In an email to Government Technology, Di Maio said it’s important to apply open data to internal issues, such as making government services and operations cheaper. An example Di Maio mentioned is that government should award employees who come up with innovative and cost-saving methods of leveraging data, rather than just targeting developers to make citizen-facing applications.

“It’s not an either-or, but open government cannot prove its value only by providing greater transparency and engaging citizens,” Di Maio said. “Data is a platform that government itself should use.”

Jonathan Reichental, CIO of Palo Alto, Calif., and a former private-sector IT professional, agreed that government should use the data as best as it can to get more efficient. But he wasn’t sold on the opinion that the departures of Chopra and Kundra might spell the end of open government. Reichental argued that the movement is a global phenomenon and much bigger than Chopra and Kundra.

Reichental said the release of almost 400,000 federal data sets and the hundreds of apps during Chopra’s tenure is impressive and is a reflection of next-generation government — and that it’s not business as usual in Washington, D.C., or around the world.

But unlike Di Maio, Reichental felt the application of data shouldn’t be a primary objective of those responsible for providing it.

“If you are in charge of making data available, your job is to make the data ‘machine consumable’ and … not to worry too much about the consumers,” Reichental said. “If the data is indeed usable and you are getting a volume out there available in a way people can get to, the right people will get it.”


Who’s Next?


So who will replace Chopra, who rumor has it is entertaining a run for lieutenant governor in Virginia?

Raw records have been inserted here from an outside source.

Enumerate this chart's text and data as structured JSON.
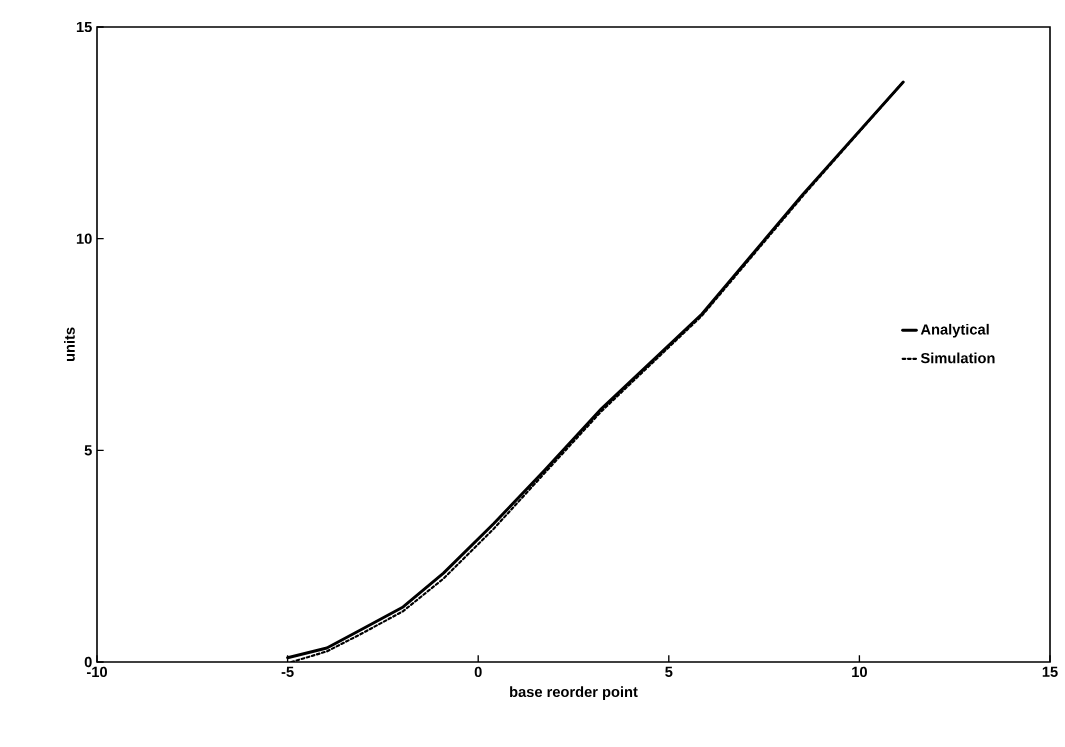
{
  "chart_data": {
    "type": "line",
    "xlabel": "base reorder point",
    "ylabel": "units",
    "xlim": [
      -10,
      15
    ],
    "ylim": [
      0,
      15
    ],
    "xticks": [
      -10,
      -5,
      0,
      5,
      10,
      15
    ],
    "yticks": [
      0,
      5,
      10,
      15
    ],
    "grid": false,
    "legend": "right",
    "marker": "none",
    "series": [
      {
        "name": "Analytical",
        "color": "#000000",
        "line_style": "solid",
        "x": [
          -5.0,
          -3.97,
          -3.1,
          -1.97,
          -0.91,
          0.41,
          1.73,
          3.23,
          5.87,
          8.51,
          11.15
        ],
        "values": [
          0.1,
          0.33,
          0.75,
          1.3,
          2.1,
          3.27,
          4.52,
          5.98,
          8.22,
          11.04,
          13.7
        ]
      },
      {
        "name": "Simulation",
        "color": "#000000",
        "line_style": "dotted",
        "x": [
          -4.9,
          -3.97,
          -3.1,
          -1.97,
          -0.91,
          0.41,
          1.73,
          3.23,
          5.87,
          8.51,
          11.1
        ],
        "values": [
          0.0,
          0.25,
          0.65,
          1.2,
          1.97,
          3.15,
          4.45,
          5.92,
          8.18,
          11.0,
          13.65
        ]
      }
    ]
  }
}
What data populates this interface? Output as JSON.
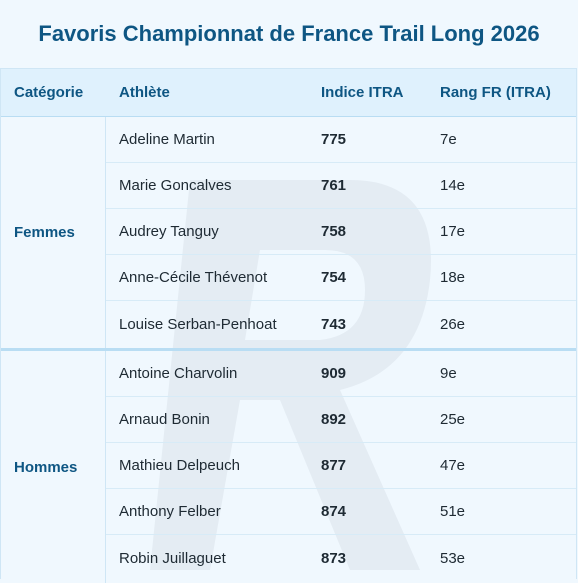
{
  "title": "Favoris Championnat de France Trail Long 2026",
  "headers": {
    "category": "Catégorie",
    "athlete": "Athlète",
    "itra_index": "Indice ITRA",
    "fr_rank": "Rang FR (ITRA)"
  },
  "groups": [
    {
      "category": "Femmes",
      "athletes": [
        {
          "name": "Adeline Martin",
          "index": "775",
          "rank": "7e"
        },
        {
          "name": "Marie Goncalves",
          "index": "761",
          "rank": "14e"
        },
        {
          "name": "Audrey Tanguy",
          "index": "758",
          "rank": "17e"
        },
        {
          "name": "Anne-Cécile Thévenot",
          "index": "754",
          "rank": "18e"
        },
        {
          "name": "Louise Serban-Penhoat",
          "index": "743",
          "rank": "26e"
        }
      ]
    },
    {
      "category": "Hommes",
      "athletes": [
        {
          "name": "Antoine Charvolin",
          "index": "909",
          "rank": "9e"
        },
        {
          "name": "Arnaud Bonin",
          "index": "892",
          "rank": "25e"
        },
        {
          "name": "Mathieu Delpeuch",
          "index": "877",
          "rank": "47e"
        },
        {
          "name": "Anthony Felber",
          "index": "874",
          "rank": "51e"
        },
        {
          "name": "Robin Juillaguet",
          "index": "873",
          "rank": "53e"
        }
      ]
    }
  ],
  "colors": {
    "accent": "#0e5683",
    "header_bg": "#dff1fd",
    "page_bg": "#f0f8fe"
  }
}
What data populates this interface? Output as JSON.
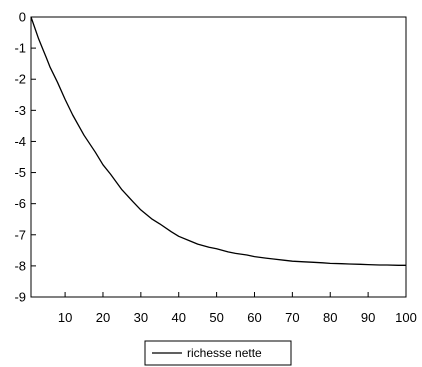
{
  "chart_data": {
    "type": "line",
    "title": "",
    "xlabel": "",
    "ylabel": "",
    "xlim": [
      1,
      100
    ],
    "ylim": [
      -9,
      0
    ],
    "xticks": [
      10,
      20,
      30,
      40,
      50,
      60,
      70,
      80,
      90,
      100
    ],
    "yticks": [
      0,
      -1,
      -2,
      -3,
      -4,
      -5,
      -6,
      -7,
      -8,
      -9
    ],
    "grid": false,
    "legend": {
      "position": "bottom-center"
    },
    "series": [
      {
        "name": "richesse nette",
        "color": "#000000",
        "x": [
          1,
          2,
          3,
          4,
          5,
          6,
          8,
          10,
          12,
          15,
          18,
          20,
          22,
          25,
          28,
          30,
          33,
          35,
          38,
          40,
          43,
          45,
          48,
          50,
          53,
          55,
          58,
          60,
          63,
          65,
          68,
          70,
          73,
          75,
          78,
          80,
          83,
          85,
          88,
          90,
          93,
          95,
          98,
          100
        ],
        "y": [
          0,
          -0.35,
          -0.7,
          -1.0,
          -1.3,
          -1.6,
          -2.1,
          -2.65,
          -3.15,
          -3.8,
          -4.35,
          -4.75,
          -5.05,
          -5.55,
          -5.95,
          -6.2,
          -6.5,
          -6.65,
          -6.9,
          -7.05,
          -7.2,
          -7.3,
          -7.4,
          -7.45,
          -7.55,
          -7.6,
          -7.65,
          -7.7,
          -7.75,
          -7.78,
          -7.82,
          -7.85,
          -7.87,
          -7.88,
          -7.9,
          -7.92,
          -7.93,
          -7.94,
          -7.95,
          -7.96,
          -7.97,
          -7.97,
          -7.98,
          -7.98
        ]
      }
    ]
  }
}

The Obama administration isn’t saying, but Di Maio felt the federal CTO’s role could be defined better. So far, the U.S. CTO position is a bit of an enigma, he said. Chopra was focused on technology issues that impact both government and the technology.

Di Maio said he struggled to understand Chopra’s priorities and believes that the person who fills the former CTO’s shoes would be better served by a clearer, more focused mandate. The key to success for Chopra’s successor, Di Maio said, will be an ability to focus on how to use technology to solve actual problems.

“In this respect, I believe that Aneesh (and now Beth [Noveck, Chopra’s deputy who left prior to Kundra’s departure in 2011]) failed to look at the benefits of using open government inside government rather than for just for the benefits of the American people,” Di Maio said.

Chopra and Kundra both had significant public-sector experience before coming to work for the Obama administration in 2009. At that time, many state CIOs thought that knowledge of other government levels would prove helpful for advancing the communication between the feds and state/local agencies.

Kundra was replaced, however, by Steven VanRoekel, who became federal CIO after a career mostly in federal government and the private sector. So if Chopra’s successor follows the same trend, might it hurt the federal-state-local relationships that Kundra and Chopra worked to build?
 
Being fairly new to the public sector, Reichental wasn’t sure if the communication between governmental levels would suffer. But he’s a believer in what a private-sector candidate could do in the position, saying that objectives are often driven by market forces, which create a pace and aggressiveness familiar to an executive who has worked in private industry.

“You’ve got to have someone who is a deep technologist who knows how to get things done,” Reichental said.